Successful new entrepreneurs with the ambition to grow their business are often encouraged to go from sole trader to limited company. This is precisely what happened with Sleep & Beyond, a soft furnishings retailer in Greater Manchester. After running the company as a sole trader under the name Style Of Fabrics Manchester for many years, its founder Nadeem Malik decided to transform it into a limited company earlier this year.
It was an important decision, as it is with every business owner; it meant a lot of changes to how his business is run. Many of the adjustments can be advantageous to a small company like Sleep & Beyond; others make the already stressful job of being an entrepreneur even more demanding.
Becoming a limited company essentially separates the business from an individual to make it its own entity. Doing this means a company is its own legal body unto itself. For a small business this mitigates the legal risk faced by entrepreneurs. If the company gets sued, for instance, you can protect your own assets in a way that would not be possible as a sole trader. Becoming a limited company, simply put, is much safer for entrepreneurs. It can also be a more cost-effective one. By being its own entity, a limited company can avoid the higher taxes facing sole traders.
When is it right to make the change?
The most difficult challenge is knowing when is the right to turn from sole trader to limited company. Not every sole trader will experience the enormous tax and legal benefits that are possible. Some say it should only be considered once your business starts making more than £30,000. Others think it should be upwards of £50,000. In our experience, there is no exact figure that small businesses should use as a benchmark. It all depends on your industry, the nature of your business and what your ambitions are for the company.

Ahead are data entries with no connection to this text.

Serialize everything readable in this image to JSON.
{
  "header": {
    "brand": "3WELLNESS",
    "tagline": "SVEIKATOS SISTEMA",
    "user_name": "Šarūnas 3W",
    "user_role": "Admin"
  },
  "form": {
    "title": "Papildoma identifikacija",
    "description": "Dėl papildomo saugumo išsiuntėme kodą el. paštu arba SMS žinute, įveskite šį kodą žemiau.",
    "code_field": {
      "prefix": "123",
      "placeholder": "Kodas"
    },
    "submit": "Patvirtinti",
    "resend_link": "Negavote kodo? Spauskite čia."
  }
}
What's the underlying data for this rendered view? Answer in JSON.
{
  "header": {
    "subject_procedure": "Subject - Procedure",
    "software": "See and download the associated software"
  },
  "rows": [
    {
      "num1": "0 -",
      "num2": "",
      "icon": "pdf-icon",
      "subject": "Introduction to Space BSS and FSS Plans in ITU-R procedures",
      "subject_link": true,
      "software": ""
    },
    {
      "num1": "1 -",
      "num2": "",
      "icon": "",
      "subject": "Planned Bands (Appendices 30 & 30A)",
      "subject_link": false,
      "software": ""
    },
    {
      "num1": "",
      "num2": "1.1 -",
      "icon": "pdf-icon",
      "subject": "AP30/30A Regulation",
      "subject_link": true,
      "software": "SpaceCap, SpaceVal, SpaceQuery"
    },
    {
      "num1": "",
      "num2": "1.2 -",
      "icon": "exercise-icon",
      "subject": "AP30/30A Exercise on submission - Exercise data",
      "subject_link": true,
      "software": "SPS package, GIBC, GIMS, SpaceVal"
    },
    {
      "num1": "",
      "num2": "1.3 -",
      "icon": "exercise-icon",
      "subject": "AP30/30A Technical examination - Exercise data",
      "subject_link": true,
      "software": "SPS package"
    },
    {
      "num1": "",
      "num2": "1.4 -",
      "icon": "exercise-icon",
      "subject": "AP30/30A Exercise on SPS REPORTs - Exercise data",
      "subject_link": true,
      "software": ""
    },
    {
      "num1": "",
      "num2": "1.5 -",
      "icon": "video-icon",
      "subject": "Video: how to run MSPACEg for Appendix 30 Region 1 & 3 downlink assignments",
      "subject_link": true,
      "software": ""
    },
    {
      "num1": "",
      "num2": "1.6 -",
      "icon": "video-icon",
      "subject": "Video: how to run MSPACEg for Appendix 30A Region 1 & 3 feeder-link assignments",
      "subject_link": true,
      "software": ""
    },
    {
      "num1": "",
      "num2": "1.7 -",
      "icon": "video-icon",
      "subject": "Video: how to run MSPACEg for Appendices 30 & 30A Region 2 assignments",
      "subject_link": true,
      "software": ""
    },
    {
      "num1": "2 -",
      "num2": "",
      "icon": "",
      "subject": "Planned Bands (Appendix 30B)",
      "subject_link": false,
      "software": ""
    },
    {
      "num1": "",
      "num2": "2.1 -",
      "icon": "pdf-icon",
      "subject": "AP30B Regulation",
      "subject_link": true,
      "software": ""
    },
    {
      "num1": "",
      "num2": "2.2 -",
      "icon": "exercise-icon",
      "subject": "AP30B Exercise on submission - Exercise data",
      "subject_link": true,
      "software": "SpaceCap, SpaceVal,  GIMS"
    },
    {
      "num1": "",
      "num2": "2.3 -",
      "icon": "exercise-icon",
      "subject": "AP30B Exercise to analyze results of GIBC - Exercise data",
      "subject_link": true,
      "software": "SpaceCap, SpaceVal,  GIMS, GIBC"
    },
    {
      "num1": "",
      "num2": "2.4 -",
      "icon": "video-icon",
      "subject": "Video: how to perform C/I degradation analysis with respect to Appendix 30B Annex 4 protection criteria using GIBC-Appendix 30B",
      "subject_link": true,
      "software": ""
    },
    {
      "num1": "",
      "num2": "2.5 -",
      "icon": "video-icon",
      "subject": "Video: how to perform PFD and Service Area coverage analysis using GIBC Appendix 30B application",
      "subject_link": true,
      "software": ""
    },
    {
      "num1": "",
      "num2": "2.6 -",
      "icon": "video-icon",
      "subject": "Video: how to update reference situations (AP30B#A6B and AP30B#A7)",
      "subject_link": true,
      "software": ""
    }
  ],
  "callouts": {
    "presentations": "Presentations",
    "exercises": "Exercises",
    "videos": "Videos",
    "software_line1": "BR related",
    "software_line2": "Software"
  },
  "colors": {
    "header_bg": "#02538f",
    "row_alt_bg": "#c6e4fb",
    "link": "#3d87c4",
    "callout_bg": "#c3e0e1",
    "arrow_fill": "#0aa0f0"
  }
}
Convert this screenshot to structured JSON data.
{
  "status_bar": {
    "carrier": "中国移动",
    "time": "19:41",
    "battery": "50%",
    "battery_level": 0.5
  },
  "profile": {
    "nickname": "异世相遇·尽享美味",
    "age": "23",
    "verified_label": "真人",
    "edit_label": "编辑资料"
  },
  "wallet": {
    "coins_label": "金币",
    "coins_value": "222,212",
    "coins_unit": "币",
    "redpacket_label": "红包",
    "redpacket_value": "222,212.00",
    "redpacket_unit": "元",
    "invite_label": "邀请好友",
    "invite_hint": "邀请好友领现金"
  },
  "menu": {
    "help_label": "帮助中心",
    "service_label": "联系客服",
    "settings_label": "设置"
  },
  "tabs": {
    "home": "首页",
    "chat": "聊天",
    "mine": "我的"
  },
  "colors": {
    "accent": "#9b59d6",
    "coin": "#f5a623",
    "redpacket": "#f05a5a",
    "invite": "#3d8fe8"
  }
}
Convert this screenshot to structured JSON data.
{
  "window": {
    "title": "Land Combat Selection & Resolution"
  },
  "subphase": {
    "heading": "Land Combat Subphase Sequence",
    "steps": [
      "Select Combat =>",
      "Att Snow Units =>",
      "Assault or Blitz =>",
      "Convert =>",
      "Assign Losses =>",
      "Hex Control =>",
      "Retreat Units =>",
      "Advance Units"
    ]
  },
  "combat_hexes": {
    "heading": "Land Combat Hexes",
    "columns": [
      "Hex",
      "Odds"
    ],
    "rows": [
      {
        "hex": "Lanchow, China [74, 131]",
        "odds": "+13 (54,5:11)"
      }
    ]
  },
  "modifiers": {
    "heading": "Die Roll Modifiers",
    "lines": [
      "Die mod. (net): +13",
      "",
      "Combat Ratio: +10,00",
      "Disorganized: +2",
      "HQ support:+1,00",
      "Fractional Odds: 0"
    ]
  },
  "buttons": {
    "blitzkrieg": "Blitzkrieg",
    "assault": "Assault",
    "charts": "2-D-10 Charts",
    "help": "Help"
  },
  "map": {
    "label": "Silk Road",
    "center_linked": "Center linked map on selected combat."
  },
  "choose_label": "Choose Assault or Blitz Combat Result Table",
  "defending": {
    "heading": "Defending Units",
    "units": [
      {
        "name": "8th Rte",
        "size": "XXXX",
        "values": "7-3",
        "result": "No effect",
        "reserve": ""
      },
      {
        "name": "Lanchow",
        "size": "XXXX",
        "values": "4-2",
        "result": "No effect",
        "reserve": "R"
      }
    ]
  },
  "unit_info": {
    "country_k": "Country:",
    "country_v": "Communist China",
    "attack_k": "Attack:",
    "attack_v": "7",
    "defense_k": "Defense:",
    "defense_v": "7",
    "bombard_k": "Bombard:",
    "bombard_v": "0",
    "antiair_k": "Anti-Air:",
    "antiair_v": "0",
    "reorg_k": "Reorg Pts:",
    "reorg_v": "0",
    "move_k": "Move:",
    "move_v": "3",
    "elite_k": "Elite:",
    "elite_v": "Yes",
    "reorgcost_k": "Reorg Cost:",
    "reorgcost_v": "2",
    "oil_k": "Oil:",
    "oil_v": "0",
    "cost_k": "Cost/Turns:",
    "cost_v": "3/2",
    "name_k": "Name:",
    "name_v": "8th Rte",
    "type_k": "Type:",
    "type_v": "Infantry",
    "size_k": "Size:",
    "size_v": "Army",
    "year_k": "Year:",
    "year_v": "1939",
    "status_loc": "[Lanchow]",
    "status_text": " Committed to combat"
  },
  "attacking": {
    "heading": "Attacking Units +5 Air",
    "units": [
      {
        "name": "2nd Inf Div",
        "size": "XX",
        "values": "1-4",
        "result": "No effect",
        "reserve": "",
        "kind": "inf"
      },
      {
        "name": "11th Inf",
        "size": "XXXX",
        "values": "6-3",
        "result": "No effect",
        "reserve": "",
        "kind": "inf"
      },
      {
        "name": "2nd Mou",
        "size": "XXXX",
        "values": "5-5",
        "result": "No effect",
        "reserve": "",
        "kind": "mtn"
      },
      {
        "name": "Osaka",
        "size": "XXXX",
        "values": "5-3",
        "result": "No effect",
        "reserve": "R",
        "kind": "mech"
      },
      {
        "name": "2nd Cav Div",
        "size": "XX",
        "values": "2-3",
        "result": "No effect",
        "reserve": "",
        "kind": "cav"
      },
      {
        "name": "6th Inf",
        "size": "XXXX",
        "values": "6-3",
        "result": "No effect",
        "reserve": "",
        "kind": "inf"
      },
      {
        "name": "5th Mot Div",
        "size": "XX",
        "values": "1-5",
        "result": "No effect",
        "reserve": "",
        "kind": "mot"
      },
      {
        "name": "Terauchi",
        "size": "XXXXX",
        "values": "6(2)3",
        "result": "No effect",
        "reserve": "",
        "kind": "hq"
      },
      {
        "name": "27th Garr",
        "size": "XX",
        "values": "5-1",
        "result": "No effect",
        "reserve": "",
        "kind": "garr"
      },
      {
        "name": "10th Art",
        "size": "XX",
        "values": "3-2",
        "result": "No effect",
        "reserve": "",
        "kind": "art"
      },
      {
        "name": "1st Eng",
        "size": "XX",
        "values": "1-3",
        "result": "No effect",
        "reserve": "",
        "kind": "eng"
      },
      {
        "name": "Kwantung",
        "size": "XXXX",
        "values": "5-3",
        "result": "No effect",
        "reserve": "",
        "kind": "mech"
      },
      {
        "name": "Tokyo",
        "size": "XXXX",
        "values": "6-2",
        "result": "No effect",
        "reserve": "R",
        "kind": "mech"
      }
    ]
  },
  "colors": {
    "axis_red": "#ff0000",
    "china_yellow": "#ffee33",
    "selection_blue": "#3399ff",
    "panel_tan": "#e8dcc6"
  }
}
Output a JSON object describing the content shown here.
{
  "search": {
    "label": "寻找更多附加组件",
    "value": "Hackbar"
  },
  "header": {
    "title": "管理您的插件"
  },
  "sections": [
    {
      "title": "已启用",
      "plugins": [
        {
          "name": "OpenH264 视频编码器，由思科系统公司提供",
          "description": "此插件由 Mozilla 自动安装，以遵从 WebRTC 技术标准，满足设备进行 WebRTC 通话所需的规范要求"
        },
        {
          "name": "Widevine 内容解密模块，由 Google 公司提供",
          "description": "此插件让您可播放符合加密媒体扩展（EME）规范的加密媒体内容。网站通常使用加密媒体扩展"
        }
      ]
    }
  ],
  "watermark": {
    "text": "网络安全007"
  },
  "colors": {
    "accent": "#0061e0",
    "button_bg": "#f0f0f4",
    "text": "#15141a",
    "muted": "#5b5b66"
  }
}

However, there is one major advantage that can assist small business of all varieties: it gives the company name some authority. Sleep & Beyond, like many retailers, is a business that works alongside multiple suppliers to deliver its products to customers. Companies in this sector almost always rely on good relationships with suppliers. Therefore, they can experience a notable advantage by registering as a limited company. It makes you more appealing to larger companies you might have the ambition to work alongside. Many would rather work with an trustworthy limited company than chance a sole trader. It proves you can be relied upon. The same also goes for businesses seeking investment.
Not an easy transition
Making the change from sole trader to limited company is not an easy one. Business owners who find finance, tax and paperwork complicated will encounter a number of intricate hurdles throughout this process. Utilising the skills of an accountant who has experience doing this would be advisable. Also, since many entrepreneurs at this stage of their careers will still be very hands-on in the running of their business, it can save you a lot of time as well as a great deal of hassle. After all, the major difference between being a sole trader and a limited company is that you now have more paperwork to file. It requires more than just an annual tax return. There is a set of accounts to send off, an annual return to complete and corporation tax to mail. An accountant can assist with this.
Many successful sole traders will be considering making the switch to being a limited company. It can have huge financial, legal and trade benefits in the future. However, it is not an easy process, nor one that just anybody should be taking. You need to be certain that it is the right time for your business to take this important step.